Advocacy organizations encourage providers to contact their congressional representatives to express support for the legislation.

How to Take Action

For Agency Owners

  1. Contact your representatives through NAHC's advocacy portal
  2. Document the impact of cumulative cuts on your operations
  3. Share patient stories (with appropriate consent) about access challenges
  4. Join industry coalitions advocating for rate stability

For Frontline Staff

Your voice matters. Legislators respond to constituent stories about real-world impacts. If you've seen changes in patient access, staffing, or service quality related to funding pressures, sharing that perspective with elected officials can influence policy.

How CareCade Helps

While CareCade can't change federal payment policy, we help agencies operate more efficiently within constrained reimbursement environments.

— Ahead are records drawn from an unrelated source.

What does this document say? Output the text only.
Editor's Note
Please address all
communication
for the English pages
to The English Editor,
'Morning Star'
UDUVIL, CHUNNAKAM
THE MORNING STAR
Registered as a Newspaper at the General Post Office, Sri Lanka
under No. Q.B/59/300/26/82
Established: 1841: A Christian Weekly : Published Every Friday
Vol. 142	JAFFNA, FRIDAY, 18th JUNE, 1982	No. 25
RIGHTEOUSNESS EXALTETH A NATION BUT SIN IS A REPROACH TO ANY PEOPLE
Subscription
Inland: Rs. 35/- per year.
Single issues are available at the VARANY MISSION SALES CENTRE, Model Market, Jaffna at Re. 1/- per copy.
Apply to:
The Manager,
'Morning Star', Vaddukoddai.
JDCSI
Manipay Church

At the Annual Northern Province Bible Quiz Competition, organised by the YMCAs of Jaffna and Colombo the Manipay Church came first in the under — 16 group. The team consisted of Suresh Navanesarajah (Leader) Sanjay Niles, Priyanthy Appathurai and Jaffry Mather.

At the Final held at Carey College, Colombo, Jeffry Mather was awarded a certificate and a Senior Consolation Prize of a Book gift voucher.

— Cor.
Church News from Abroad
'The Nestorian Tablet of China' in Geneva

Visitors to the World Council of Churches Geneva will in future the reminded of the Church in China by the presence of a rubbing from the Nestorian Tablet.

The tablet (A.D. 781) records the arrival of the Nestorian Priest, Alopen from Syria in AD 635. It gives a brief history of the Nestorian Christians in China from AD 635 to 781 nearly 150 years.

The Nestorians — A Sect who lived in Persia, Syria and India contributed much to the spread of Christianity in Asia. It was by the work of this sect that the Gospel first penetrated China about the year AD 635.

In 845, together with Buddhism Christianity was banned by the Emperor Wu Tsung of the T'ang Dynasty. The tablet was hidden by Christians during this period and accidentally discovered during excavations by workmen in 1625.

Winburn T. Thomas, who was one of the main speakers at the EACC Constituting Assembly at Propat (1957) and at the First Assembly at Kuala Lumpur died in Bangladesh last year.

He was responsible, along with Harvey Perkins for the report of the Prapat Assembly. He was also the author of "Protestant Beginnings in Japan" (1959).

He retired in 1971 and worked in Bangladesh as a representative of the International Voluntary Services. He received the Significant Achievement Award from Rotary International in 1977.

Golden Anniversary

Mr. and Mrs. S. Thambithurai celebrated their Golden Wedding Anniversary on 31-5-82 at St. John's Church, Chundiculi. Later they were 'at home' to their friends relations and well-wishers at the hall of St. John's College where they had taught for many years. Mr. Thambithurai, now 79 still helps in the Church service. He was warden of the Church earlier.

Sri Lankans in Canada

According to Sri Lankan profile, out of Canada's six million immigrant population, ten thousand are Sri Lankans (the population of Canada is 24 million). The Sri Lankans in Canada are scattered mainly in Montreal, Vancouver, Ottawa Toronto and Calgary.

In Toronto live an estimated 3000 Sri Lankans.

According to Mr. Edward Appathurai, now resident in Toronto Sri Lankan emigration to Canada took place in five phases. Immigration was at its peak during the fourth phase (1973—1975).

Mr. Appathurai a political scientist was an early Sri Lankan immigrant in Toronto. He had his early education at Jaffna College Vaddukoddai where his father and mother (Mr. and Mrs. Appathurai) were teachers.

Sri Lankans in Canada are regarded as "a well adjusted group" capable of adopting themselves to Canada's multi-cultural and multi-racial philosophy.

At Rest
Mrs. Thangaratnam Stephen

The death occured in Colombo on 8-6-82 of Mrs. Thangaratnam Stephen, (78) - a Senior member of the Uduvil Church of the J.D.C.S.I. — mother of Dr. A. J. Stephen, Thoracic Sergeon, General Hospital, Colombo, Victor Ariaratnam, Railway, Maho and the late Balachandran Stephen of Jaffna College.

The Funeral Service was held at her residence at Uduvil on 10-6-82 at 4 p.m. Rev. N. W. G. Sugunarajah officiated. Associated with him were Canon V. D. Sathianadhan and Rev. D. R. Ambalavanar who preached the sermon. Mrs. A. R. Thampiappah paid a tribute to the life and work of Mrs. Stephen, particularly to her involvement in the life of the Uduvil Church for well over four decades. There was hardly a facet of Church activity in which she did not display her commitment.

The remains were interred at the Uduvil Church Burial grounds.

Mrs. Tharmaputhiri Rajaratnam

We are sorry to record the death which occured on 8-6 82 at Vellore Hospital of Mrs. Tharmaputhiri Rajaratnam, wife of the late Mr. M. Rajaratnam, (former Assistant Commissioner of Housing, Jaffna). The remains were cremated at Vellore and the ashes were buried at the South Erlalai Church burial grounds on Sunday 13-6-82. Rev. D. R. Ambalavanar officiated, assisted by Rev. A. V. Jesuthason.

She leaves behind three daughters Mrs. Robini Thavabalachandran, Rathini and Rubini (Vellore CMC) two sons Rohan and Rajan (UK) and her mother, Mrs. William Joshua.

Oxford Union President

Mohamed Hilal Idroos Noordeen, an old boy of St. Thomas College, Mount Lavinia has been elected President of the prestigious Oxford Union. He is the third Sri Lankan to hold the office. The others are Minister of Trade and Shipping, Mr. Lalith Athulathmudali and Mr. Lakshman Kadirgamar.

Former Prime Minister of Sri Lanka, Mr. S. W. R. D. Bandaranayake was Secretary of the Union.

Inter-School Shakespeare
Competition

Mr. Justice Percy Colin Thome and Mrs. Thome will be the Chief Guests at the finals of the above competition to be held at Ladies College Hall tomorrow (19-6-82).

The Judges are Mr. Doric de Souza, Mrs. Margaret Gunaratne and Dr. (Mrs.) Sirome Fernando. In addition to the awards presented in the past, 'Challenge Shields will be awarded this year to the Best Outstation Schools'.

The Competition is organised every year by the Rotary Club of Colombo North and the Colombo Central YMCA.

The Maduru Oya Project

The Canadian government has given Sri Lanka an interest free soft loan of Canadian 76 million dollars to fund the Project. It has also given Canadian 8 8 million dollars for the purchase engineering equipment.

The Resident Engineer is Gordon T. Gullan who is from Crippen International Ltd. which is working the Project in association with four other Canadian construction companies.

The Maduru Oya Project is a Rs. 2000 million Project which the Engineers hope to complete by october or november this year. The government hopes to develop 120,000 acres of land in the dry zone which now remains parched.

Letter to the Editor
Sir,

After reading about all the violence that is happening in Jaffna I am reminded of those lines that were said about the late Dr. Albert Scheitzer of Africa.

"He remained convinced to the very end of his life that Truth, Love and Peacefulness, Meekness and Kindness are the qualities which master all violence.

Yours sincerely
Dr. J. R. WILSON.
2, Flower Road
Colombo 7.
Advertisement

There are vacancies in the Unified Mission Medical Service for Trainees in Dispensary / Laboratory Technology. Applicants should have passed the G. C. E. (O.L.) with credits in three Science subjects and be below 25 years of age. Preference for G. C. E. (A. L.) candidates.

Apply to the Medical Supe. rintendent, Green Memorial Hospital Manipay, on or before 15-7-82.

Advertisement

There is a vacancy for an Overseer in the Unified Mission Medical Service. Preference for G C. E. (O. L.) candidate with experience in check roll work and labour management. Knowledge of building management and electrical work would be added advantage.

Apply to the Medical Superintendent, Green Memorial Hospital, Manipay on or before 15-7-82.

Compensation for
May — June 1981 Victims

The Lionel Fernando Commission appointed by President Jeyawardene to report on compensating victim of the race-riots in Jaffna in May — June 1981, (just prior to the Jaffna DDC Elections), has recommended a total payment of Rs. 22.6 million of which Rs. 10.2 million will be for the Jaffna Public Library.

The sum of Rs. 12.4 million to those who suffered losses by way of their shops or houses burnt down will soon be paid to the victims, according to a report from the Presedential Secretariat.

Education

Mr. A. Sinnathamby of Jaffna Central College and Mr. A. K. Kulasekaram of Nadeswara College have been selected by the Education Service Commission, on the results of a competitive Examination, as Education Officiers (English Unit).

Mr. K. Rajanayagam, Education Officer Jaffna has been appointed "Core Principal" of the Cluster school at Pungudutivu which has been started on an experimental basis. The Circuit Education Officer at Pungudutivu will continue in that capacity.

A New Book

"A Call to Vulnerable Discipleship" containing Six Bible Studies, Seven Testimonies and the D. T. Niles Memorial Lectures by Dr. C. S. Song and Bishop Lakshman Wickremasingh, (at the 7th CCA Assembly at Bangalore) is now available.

Reduce Administrative Overhead

Every hour spent on paperwork is an hour not spent on patient care—or an hour of unbillable labor cost:

  • AI session notes: Documentation in seconds instead of minutes
  • One-tap clock-in: GPS-verified time capture without manual timesheets
  • Automated unit calculation: 15-minute billing units calculated automatically

Optimize Scheduling Efficiency

When margins are tight, efficient scheduling directly impacts profitability:

  • Route optimization: Minimize drive time between clients
  • Conflict prevention: Avoid scheduling errors that create unbillable gaps
  • Smart matching: Match caregivers to clients based on skills and location

Maintain Compliance

Denied claims and compliance penalties erode margins further:

  • EVV compliance: Automated electronic visit verification
  • Documentation completeness: Ensure all required elements are captured
  • Audit-ready records: GPS, time, and service documentation for payer review

The Path Forward

The Home Health Stabilization Act represents a potential pause—not a permanent solution—to ongoing payment pressures. Even if passed, agencies will need to:

  • Continue efficiency improvements
  • Advocate for Medicaid rate adequacy at the state level
  • Invest in workforce retention to manage labor costs
  • Adopt technology that reduces administrative burden

The agencies that emerge strongest from this period will be those that used the stability window to build more resilient operations.